Bu tehditlerin şimdi ciddiye alınmasının sebebi ise son günlerde Ukrayna’nın füzelerle Rus kuvvetlerini vurmaya başlamış olması. Rusya kadar olmasa da Ukrayna da eski Sovyet füzeleri ve NATO müttefiklerinin destekleriyle saldırılar gerçekleştirebiliyor. Ukrayna yetkilileri savaşın başından beri köprünün Ukrayna’nın bir numaralı hedefi olduğunu vurguluyor. Ayrıca NATO müttefikleri de Kırım Köprüsü etrafında keşif uçuşları yapıyor. G Ukrayna resmi Twitter hesabından şu videoyu paylaştı:
Video tabi ki montaj. Yine de geçtiğimiz aylarda Ukrayna’nın Rus amiral gemisi Moskova’yı batırması, halka ve orduya büyük bir umut vermişti. Şimdi ise en prestijli hedef Kırım Köprüsü olarak gözüküyor. Ukrayna medyasına göre Kırım Köprüsü’nün yıkılması sembolik olarak Kırım’ın Ukrayna’ya ait olacağını gözler önüne serecek.
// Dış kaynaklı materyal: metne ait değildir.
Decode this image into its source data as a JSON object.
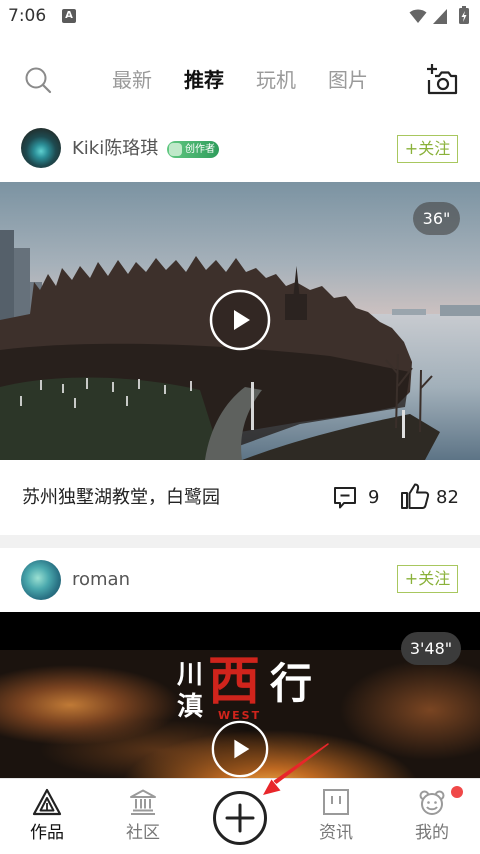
{
  "status_bar": {
    "time": "7:06",
    "notification_glyph": "A",
    "icons": [
      "wifi-icon",
      "signal-icon",
      "battery-charging-icon"
    ]
  },
  "header": {
    "search_icon": "search-icon",
    "tabs": [
      {
        "label": "最新",
        "active": false
      },
      {
        "label": "推荐",
        "active": true
      },
      {
        "label": "玩机",
        "active": false
      },
      {
        "label": "图片",
        "active": false
      }
    ],
    "camera_icon": "camera-add-icon"
  },
  "feed": {
    "posts": [
      {
        "author": "Kiki陈珞琪",
        "badge": "创作者",
        "follow_label": "+关注",
        "video_duration": "36\"",
        "caption": "苏州独墅湖教堂，白鹭园",
        "comment_count": "9",
        "like_count": "82"
      },
      {
        "author": "roman",
        "follow_label": "+关注",
        "video_duration": "3'48\"",
        "thumbnail_title": {
          "left_top": "川",
          "left_bottom": "滇",
          "center": "西",
          "right": "行",
          "subtitle": "WEST"
        }
      }
    ]
  },
  "bottom_nav": {
    "items": [
      {
        "label": "作品",
        "icon": "works-triangle-icon",
        "active": true
      },
      {
        "label": "社区",
        "icon": "community-building-icon",
        "active": false
      },
      {
        "label": "资讯",
        "icon": "news-square-icon",
        "active": false
      },
      {
        "label": "我的",
        "icon": "profile-face-icon",
        "active": false,
        "has_notification_dot": true
      }
    ],
    "create_button_icon": "plus-icon"
  },
  "colors": {
    "accent_green": "#8ab13a",
    "badge_green": "#3aa864",
    "notification_red": "#f04848",
    "annotation_red": "#e8262a",
    "active_text": "#111111",
    "inactive_text": "#999999"
  }
}
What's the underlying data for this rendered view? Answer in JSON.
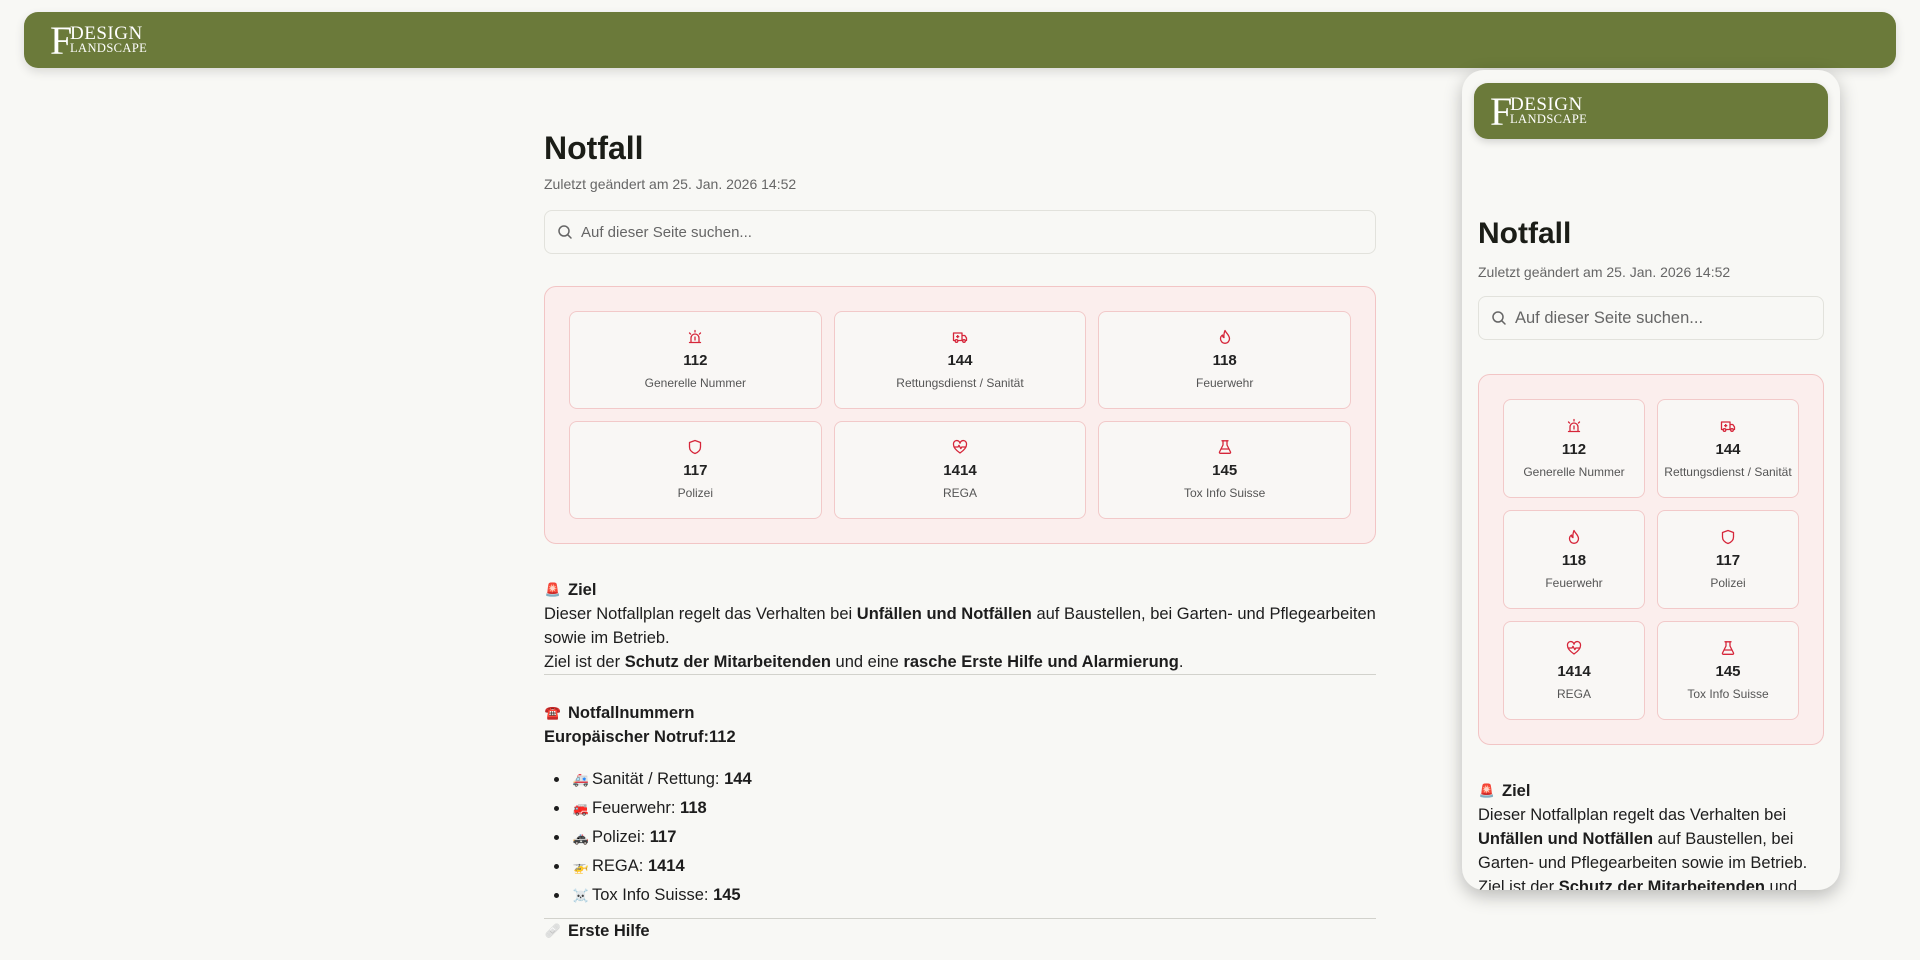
{
  "brand": {
    "mark": "F",
    "line1": "DESIGN",
    "line2": "LANDSCAPE"
  },
  "page": {
    "title": "Notfall",
    "meta": "Zuletzt geändert am 25. Jan. 2026 14:52",
    "search_placeholder": "Auf dieser Seite suchen..."
  },
  "emergency_cards": [
    {
      "icon": "siren-icon",
      "number": "112",
      "label": "Generelle Nummer"
    },
    {
      "icon": "ambulance-icon",
      "number": "144",
      "label": "Rettungsdienst / Sanität"
    },
    {
      "icon": "flame-icon",
      "number": "118",
      "label": "Feuerwehr"
    },
    {
      "icon": "shield-icon",
      "number": "117",
      "label": "Polizei"
    },
    {
      "icon": "heart-pulse-icon",
      "number": "1414",
      "label": "REGA"
    },
    {
      "icon": "flask-icon",
      "number": "145",
      "label": "Tox Info Suisse"
    }
  ],
  "ziel": {
    "emoji": "🚨",
    "heading": "Ziel",
    "p1_a": "Dieser Notfallplan regelt das Verhalten bei ",
    "p1_b": "Unfällen und Notfällen",
    "p1_c": " auf Baustellen, bei Garten- und Pflegearbeiten sowie im Betrieb.",
    "p2_a": "Ziel ist der ",
    "p2_b": "Schutz der Mitarbeitenden",
    "p2_c": " und eine ",
    "p2_d": "rasche Erste Hilfe und Alarmierung",
    "p2_e": "."
  },
  "numbers": {
    "emoji": "☎️",
    "heading": "Notfallnummern",
    "euro_label": "Europäischer Notruf:",
    "euro_value": "112",
    "items": [
      {
        "emoji": "🚑",
        "label": "Sanität / Rettung: ",
        "value": "144"
      },
      {
        "emoji": "🚒",
        "label": "Feuerwehr: ",
        "value": "118"
      },
      {
        "emoji": "🚓",
        "label": "Polizei: ",
        "value": "117"
      },
      {
        "emoji": "🚁",
        "label": "REGA: ",
        "value": "1414"
      },
      {
        "emoji": "☠️",
        "label": "Tox Info Suisse: ",
        "value": "145"
      }
    ]
  },
  "first_aid": {
    "emoji": "🩹",
    "heading": "Erste Hilfe"
  },
  "colors": {
    "brand_green": "#6b7a3a",
    "emergency_red": "#d6263a",
    "emergency_bg": "#fbeeed"
  }
}
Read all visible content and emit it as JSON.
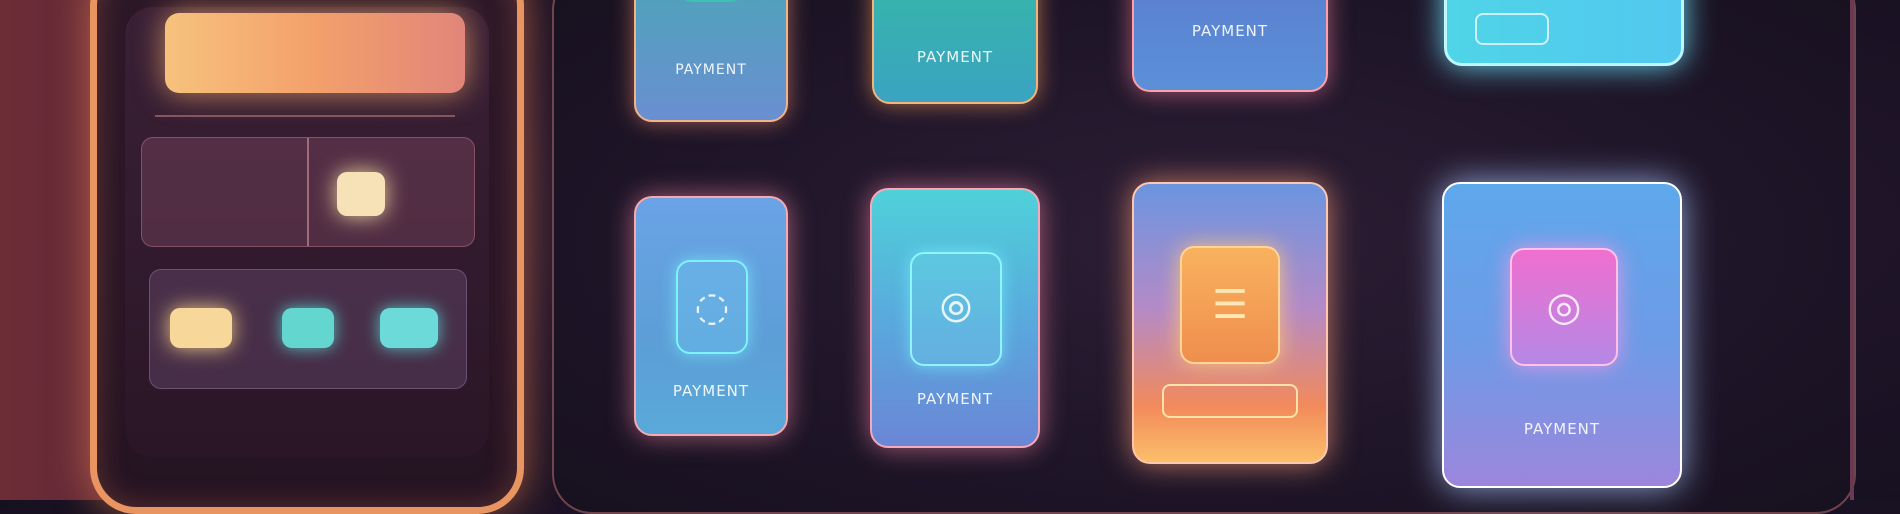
{
  "phone": {
    "panel_left": {
      "label": "",
      "value": ""
    },
    "panel_right": {
      "label": "",
      "value": ""
    },
    "buttons": [
      "",
      "",
      ""
    ]
  },
  "grid": {
    "top_row": [
      {
        "label": "PAYMENT",
        "accent": "#f0b48a"
      },
      {
        "label": "PAYMENT",
        "accent": "#f5b27a"
      },
      {
        "label": "PAYMENT",
        "accent": "#ff9fa8"
      },
      {
        "label": "",
        "pill": "",
        "accent": "#bff6ff"
      }
    ],
    "bottom_row": [
      {
        "header": "",
        "label": "PAYMENT",
        "icon": "contactless-icon"
      },
      {
        "header": "",
        "label": "PAYMENT",
        "icon": "fingerprint-icon"
      },
      {
        "header": "",
        "label": "",
        "icon": "chip-icon"
      },
      {
        "header": "",
        "label": "PAYMENT",
        "icon": "nfc-icon"
      }
    ]
  },
  "icons": {
    "contactless": "◌",
    "fingerprint": "⦾",
    "chip": "☰",
    "nfc": "◎"
  },
  "colors": {
    "phone_border": "#e99561",
    "chip": "#f7e1b6",
    "teal": "#63d6cf"
  }
}
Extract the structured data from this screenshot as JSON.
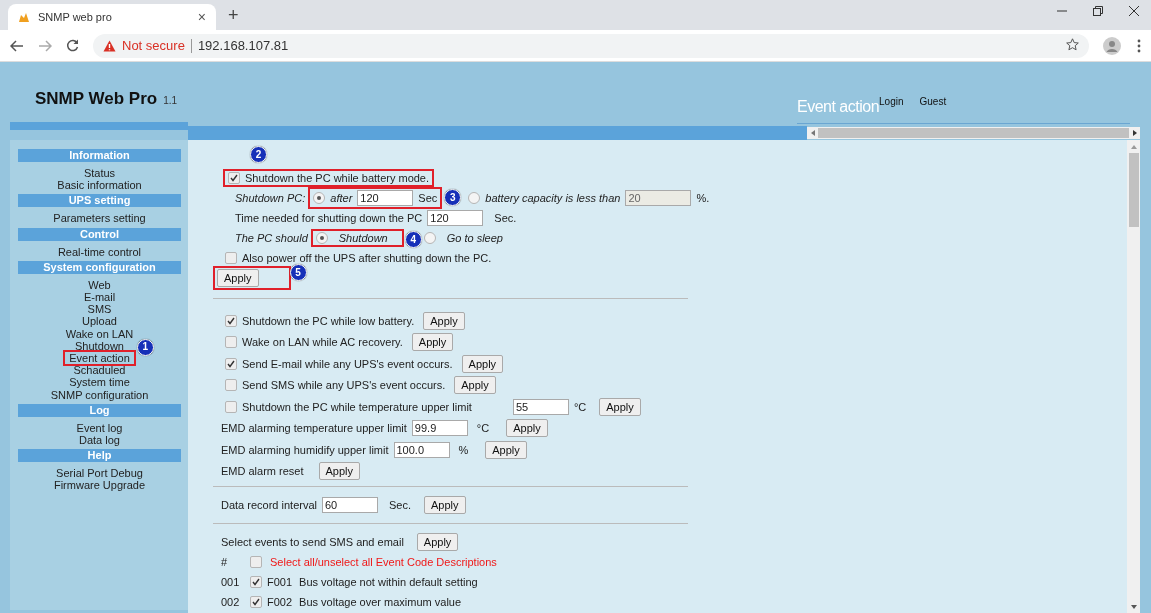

Kırım’da yaşananlar, Rusya’yı Kırım Köprüsü’nü koruma altına almaya itti. İstihbarat bilgileri Rusya’nın köprü yakınlarında hem deniz kuvvetleriyle hem de hava kuvvetleriyle savunma birlikleri tuttuğunu belirtiyor. Ayrıca koruma amaçlı S-400 hava savunma sistemlerinin de bölgeye yerleştirildiği iddia ediliyor. Rus siyasiler köprüden çoğunlukla sivillerin geçiş yaptığını ve sivillerin vurulması halinde Ukrayna’nın çok büyük bedeller ödeyeceğini belirtiyor.
Her ne kadar NATO ve Ukrayna bu köprünün vurulması gerektiğini belirtse de, askeri uzmanlar bunun büyük olduğu kadar zor bir hedef olduğunu söylüyor. Köprü, Ukrayna’nın şu anki sınırına yaklaşık 300 km uzaklıkta, yani oldukça uzak.
Ayrıca köprü potansiyel bir çatışma bölgesinde olduğu için normal bir köprüden çok daha sağlam materyaller ile inşa edilmiş. Ukrayna, köprüyü sabotaj yöntemiyle patlatmaya çalışsa bile binlerce patlayıcı gerekiyor. Bunun yanında eski ve yetersiz savaş uçaklarına sahip olan Ukrayna, Rus hava savunma sistemleri olmasa dahi köprüyü tamamen yok edemeyebilir. ABD’den alınan HIMARS füzeleri de orta menzilli olduğu için köprünün vurulması ancak ilk olarak Kırım’ın ele geçirilmesiyle mümkün gözüküyor. Türkiye’den alınan Bayraktar TB2’lerin ise o kadar uzak bir mesafeye tek başına uçup hedefi vurma kabiliyeti yok. Çoğu Karadeniz şehrini kaybeden Ukrayna’nın büyük bir deniz kuvveti de olmadığı için şu anlık köprüye yönelik kesin sonuç alıcı bir tehdit görünmüyor.